Papua mungkin seperti seorang adik yang selalu merasa dianaktirikan, tak diperhatikan seperti saudara-saudaranya yang lain bahkan cenderung dikerasi dan terus dipaksa bekerja. Ketika dia tak mampu lagi menahan emosinya, dia bereaksi keras memukuli kakaknya. Kakak yang baik dan orang tua yang bijak harusnya paham dan mencari tahu akar masalahnya, bukan balas memukul dengan lebih keras. Pukulan dan kekerasan tidak akan menyelesaikan masalah, hanya menunda masalah lain yang lebih besar.

*****

SAYA TAK HENDAK BERPIKIR KALAU MASALAH DI TOLIKARA ADALAH MASALAH KECIL. Tidak, ini bukan masalah kecil apalagi berpikir kalau ini biasa dan tidak ada apa-apa. Apa yang terjadi di Tolikara adalah masalah besar, alarm bahaya untuk Indonesia. Kecuali kalau kita memang menginginkan negeri ini pecah berkeping-keping.

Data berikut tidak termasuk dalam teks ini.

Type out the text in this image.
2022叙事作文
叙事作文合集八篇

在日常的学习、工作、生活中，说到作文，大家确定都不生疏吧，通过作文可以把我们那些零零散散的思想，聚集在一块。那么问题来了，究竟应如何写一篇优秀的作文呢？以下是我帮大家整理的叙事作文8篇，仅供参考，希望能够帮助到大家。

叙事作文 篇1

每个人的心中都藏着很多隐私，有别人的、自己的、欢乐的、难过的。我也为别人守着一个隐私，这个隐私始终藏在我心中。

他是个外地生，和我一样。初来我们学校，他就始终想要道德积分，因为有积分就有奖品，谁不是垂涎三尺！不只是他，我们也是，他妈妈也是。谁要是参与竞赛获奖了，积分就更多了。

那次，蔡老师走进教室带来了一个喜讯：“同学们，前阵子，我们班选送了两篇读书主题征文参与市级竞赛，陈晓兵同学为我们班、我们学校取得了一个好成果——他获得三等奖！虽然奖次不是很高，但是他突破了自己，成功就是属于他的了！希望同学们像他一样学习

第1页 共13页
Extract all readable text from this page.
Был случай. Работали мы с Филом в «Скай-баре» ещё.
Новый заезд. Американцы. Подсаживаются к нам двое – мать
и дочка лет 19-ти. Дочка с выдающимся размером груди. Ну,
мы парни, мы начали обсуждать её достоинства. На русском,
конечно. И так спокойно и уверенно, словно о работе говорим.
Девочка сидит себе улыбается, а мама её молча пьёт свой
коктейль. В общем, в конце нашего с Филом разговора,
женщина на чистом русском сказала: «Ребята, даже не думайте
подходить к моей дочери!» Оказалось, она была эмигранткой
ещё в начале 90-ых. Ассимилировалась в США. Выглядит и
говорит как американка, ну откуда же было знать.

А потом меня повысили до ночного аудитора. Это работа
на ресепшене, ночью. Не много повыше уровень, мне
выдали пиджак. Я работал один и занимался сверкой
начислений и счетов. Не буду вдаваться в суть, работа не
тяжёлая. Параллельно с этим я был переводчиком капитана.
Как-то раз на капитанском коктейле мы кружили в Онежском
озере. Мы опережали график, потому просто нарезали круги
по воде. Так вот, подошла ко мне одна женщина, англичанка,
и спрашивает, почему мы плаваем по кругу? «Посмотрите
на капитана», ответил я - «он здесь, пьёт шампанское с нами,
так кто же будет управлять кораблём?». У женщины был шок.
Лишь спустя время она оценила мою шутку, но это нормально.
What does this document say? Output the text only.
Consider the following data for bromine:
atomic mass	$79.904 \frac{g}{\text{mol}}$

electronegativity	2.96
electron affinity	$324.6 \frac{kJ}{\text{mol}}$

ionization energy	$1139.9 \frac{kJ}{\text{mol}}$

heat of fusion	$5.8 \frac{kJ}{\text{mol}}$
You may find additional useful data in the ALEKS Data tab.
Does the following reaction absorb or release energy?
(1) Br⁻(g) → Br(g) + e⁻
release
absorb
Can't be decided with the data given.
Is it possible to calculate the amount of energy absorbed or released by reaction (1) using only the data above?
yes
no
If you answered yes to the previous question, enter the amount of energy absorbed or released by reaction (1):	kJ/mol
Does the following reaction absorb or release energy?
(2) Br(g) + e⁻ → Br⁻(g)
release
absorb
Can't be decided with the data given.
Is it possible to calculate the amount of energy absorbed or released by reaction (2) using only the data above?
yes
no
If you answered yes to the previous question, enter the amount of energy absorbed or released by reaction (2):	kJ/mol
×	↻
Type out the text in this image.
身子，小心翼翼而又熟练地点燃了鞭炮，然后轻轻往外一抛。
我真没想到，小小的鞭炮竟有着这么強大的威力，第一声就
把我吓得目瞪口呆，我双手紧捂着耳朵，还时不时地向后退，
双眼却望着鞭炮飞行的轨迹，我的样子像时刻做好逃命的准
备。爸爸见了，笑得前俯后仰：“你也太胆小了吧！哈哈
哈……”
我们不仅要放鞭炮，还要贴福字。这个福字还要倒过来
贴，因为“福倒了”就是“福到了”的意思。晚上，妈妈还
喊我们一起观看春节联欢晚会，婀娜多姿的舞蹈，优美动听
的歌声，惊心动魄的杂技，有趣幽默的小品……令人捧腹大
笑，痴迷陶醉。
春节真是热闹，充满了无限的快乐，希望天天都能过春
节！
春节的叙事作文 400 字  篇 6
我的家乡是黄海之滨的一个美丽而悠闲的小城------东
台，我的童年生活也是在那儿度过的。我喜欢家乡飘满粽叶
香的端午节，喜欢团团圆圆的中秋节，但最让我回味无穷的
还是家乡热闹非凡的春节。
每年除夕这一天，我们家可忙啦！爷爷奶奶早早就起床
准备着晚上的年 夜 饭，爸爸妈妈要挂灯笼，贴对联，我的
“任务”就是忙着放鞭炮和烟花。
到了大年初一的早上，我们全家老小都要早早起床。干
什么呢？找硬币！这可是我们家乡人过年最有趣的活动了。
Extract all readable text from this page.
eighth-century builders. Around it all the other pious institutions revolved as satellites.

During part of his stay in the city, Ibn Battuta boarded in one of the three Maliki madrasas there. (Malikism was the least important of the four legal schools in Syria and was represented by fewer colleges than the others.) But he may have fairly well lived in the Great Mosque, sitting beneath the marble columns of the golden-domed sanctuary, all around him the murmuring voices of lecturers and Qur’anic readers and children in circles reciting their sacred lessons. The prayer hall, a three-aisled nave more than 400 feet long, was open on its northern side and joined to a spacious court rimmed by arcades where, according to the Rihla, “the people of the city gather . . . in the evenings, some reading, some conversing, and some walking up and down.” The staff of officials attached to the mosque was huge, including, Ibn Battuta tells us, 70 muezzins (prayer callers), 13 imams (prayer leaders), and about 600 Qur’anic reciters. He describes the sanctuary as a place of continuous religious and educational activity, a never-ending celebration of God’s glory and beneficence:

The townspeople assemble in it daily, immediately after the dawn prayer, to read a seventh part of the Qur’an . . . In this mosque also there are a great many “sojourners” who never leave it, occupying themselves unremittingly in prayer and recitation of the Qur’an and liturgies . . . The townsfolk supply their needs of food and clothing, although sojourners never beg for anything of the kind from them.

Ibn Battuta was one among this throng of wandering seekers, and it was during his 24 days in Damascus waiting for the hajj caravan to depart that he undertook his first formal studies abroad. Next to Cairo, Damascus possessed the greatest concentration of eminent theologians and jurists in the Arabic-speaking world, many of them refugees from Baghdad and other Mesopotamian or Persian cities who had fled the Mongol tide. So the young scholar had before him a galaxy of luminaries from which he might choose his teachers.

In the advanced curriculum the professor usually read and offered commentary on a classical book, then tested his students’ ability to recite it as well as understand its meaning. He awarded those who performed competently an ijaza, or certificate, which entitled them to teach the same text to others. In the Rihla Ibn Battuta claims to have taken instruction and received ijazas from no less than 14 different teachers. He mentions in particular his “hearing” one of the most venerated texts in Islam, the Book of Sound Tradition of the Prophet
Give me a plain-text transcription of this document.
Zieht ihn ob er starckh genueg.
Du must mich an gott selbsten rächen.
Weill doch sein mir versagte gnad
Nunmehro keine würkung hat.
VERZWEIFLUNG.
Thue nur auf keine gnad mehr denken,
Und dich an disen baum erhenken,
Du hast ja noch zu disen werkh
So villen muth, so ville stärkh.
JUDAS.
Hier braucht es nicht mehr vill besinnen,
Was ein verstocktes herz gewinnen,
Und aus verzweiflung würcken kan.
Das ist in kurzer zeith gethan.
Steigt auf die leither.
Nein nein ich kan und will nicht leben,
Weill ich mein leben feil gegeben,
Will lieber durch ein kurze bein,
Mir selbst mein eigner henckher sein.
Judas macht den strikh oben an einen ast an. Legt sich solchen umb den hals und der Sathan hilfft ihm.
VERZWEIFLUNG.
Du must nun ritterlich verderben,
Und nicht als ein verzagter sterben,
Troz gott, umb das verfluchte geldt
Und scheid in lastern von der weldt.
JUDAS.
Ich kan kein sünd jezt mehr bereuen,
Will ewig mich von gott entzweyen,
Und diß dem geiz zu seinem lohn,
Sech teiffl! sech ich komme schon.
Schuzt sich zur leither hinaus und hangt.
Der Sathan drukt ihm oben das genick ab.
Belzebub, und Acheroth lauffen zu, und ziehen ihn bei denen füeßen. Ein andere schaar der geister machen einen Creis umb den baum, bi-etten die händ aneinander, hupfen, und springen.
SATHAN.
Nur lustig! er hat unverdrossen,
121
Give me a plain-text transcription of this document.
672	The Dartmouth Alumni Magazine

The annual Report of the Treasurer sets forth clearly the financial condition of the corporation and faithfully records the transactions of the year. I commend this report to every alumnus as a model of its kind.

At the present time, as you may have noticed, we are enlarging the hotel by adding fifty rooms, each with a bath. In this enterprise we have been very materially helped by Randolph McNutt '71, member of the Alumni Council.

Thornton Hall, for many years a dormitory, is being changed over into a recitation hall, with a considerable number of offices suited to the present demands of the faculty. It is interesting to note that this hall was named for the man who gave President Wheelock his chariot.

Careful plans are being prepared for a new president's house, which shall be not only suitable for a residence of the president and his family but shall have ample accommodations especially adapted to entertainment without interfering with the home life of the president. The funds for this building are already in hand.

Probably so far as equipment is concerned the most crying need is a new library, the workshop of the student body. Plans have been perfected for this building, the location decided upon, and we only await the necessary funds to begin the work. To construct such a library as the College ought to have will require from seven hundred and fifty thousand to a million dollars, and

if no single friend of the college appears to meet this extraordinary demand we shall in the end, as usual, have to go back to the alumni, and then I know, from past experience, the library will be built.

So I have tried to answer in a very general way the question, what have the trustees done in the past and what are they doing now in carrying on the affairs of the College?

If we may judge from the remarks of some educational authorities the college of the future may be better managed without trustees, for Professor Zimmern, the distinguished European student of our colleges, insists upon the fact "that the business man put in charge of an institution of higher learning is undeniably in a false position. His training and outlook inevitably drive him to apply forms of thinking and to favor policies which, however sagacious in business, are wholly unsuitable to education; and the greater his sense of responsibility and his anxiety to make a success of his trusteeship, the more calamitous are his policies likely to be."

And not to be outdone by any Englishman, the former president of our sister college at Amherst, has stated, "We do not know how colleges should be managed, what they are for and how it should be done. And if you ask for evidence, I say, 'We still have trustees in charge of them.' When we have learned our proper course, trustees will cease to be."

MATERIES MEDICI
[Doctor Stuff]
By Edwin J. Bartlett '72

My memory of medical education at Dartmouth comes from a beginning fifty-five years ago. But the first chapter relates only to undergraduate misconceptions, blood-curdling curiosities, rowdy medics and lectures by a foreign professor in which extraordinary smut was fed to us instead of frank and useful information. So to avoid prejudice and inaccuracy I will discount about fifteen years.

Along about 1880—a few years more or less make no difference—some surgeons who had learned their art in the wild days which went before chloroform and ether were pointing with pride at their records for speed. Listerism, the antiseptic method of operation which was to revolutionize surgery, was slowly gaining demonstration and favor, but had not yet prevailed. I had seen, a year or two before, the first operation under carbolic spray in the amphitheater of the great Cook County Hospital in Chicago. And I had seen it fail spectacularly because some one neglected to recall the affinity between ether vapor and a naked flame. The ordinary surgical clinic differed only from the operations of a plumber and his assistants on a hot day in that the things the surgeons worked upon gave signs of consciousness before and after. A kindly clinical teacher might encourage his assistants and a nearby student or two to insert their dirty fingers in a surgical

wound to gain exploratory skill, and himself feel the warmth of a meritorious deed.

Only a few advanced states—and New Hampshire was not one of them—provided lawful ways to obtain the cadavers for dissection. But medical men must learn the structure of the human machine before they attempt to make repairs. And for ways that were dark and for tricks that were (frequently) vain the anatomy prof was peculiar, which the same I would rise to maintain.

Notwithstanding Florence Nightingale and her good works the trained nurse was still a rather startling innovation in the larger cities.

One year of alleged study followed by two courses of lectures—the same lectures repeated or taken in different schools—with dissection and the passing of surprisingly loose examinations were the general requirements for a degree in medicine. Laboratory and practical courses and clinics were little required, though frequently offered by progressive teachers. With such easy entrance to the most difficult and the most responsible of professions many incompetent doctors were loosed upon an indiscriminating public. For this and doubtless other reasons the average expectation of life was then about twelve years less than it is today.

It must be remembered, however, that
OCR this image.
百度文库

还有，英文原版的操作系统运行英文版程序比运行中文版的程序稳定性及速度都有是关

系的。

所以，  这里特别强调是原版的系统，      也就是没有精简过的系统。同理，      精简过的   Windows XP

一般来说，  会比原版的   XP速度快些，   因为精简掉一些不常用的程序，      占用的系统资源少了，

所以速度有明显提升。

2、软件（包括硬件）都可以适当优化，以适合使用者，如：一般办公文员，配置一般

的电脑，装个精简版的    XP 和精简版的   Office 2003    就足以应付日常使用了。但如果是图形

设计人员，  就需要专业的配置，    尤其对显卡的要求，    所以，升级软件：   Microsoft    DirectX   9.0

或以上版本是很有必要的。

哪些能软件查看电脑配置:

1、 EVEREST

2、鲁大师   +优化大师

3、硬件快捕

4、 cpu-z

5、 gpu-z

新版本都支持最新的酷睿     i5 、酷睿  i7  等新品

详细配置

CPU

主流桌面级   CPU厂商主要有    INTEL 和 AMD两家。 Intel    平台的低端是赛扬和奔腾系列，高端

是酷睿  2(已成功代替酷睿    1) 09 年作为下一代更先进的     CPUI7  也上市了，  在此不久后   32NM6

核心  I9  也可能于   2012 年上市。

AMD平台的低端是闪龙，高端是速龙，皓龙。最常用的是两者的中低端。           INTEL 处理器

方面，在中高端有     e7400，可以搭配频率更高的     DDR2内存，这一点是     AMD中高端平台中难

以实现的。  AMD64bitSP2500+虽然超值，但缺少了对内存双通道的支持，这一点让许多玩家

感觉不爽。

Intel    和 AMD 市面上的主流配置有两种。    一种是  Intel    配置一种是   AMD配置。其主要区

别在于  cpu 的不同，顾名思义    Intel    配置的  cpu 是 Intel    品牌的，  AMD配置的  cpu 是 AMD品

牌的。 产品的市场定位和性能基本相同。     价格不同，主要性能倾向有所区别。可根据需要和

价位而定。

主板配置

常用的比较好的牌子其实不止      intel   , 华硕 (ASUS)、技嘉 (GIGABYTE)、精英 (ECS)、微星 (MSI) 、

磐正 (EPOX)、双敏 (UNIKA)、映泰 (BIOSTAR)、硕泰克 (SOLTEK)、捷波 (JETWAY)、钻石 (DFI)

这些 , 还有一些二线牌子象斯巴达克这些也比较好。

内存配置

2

Beberapa hari ini kita terlalu banyak bicara tentang Papua, tapi kita tidak tahu persis tentang Papua. Kita tidak cukup mengenal Papua dan lalu menyederhanakan masalah. Papua tidak melulu tentang hitam atau putih, Papua adalah tentang sosial, budaya, politik dan ekonomi. Konflik agama bahkan tidak pernah jadi alasan utama.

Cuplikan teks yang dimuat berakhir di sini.